REPUBLIKA.CO.ID, PURWAKARTA -- Memasuki musim penghujan, Pemkab Purwakarta, Jawa Barat mulai menginventarisasi desa yang rawan bencana alam. Dari 192 desa dan kelurahan, ada 18 desa yang masuk dalam zona merah. Masyarakat di desa itu harus waspada karena gerakan tanah di sekitar mereka sangat tinggi.
Kasi Geologi Dinas Energi dan Sumber Daya Mineral (ESDM) Kabupaten Purwakarta, Yudi Irawan mengatakan, sejumlah wilayah di Purwakarta memang masuk pada zona merah. Seperti, 18 desa tersebut. Dengan begitu, desa itu rawan terjadi longsor saat musim penghujan.
"Salah satunya, Desa Salam Mulya, Kecamatan Pondoksalam yang masuk zona merah," ujarnya kepada Republika.co.id, Ahad (8/11).
Menurutnya, gerakan tanah ini disebabkan kontur tanah di Purwakarta memang labil.
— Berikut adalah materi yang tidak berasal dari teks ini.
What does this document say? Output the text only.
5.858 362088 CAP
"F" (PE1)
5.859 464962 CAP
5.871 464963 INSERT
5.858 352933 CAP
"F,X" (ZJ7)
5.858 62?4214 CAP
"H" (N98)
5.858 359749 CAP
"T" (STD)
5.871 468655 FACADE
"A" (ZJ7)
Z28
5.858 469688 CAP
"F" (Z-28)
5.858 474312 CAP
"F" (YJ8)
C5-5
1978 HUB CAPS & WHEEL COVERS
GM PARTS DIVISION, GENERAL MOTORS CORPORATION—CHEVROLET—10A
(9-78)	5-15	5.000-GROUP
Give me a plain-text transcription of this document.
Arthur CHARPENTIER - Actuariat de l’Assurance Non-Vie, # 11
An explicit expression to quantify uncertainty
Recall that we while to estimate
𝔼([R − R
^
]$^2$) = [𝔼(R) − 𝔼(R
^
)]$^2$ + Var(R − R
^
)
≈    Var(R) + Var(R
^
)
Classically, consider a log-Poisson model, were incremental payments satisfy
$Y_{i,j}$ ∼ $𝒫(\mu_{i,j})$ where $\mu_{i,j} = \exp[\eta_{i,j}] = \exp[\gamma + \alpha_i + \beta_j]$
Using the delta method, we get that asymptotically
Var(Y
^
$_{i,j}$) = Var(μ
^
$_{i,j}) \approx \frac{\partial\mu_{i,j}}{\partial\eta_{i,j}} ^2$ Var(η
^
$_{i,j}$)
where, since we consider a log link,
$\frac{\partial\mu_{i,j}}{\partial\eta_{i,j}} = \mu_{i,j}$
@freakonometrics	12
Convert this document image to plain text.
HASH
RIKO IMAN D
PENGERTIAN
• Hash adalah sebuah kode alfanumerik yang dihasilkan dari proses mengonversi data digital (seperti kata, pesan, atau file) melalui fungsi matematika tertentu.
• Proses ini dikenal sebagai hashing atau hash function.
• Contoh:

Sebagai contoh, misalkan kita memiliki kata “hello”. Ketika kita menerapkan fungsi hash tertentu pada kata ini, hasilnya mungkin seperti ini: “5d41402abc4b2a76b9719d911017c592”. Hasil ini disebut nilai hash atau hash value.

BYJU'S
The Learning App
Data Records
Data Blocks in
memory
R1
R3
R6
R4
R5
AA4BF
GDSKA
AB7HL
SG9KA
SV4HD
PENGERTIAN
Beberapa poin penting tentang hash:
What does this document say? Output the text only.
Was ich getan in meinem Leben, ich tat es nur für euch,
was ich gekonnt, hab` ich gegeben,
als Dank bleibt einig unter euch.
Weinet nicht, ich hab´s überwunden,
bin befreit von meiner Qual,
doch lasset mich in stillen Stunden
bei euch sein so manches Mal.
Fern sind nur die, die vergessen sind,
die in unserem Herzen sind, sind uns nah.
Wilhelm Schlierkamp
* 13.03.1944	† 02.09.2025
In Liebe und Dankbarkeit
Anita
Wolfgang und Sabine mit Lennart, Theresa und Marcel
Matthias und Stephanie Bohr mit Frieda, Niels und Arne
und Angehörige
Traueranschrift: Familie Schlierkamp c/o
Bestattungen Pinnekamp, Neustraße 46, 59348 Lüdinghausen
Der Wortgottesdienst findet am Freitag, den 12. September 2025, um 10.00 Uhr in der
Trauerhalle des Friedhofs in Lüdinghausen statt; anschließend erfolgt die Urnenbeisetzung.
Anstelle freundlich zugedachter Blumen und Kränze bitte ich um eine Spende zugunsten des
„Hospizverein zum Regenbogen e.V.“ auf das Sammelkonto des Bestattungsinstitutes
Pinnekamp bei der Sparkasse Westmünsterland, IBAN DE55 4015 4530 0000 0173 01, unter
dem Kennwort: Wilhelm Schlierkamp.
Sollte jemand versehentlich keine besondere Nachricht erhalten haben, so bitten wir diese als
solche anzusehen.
Selain itu, tanahnya juga banyak mengandung lempung. Sehingga, saat musim hujan tanah ini bisa jadi medan luncur.
Karena itu, 18 desa yang masuk zona merah ini selalu diawasi setiap saat, terutama saat turun hujan. Tak hanya itu, pihaknya juga sudah menyosialisasikan mengenai gerakan tanah ini kepada aparat desa dan masyarakat setempat. Bahkan, peta zona kerentanan tanahnya sudah dibagikan. "Semoga, masyarakat juga sama-sama turut waspada," ujarnya.
Sementara itu, Kepala ESDM Kabupaten Purwakarta, Akun Kurniadi mengatakan, ada tiga bencana alam yang biasa terjadi di Purwakarta saat musim penghujan. Yaitu tanah longsor, banjir, dan angin puting beliung. Ketiga bencana ini, memang diwaspadai. Sebab, rawan menimbulkan korban jiwa.
"Saat ini, kami sudah kirim surat edaran ke desa-desa melalui kecamatan, mengenai wilayah yang rawan bencana," ujar Akun.
Selain Desa Salam Mulya yang saat ini sedang di pantau, yaitu gerakan tanah di Desa Cianting, Kecamatan Sukatani. Wilayah ini berada di kaki Gunung Cupu. Sedangkan di atas Gunung Cupu, ada aktivitas penambangan batu. Jadi, saat musim hujan potensi longsor di wilayah itu sangat tinggi. Sebab, tanahnya labil, tanah di atas juga rawan longsor.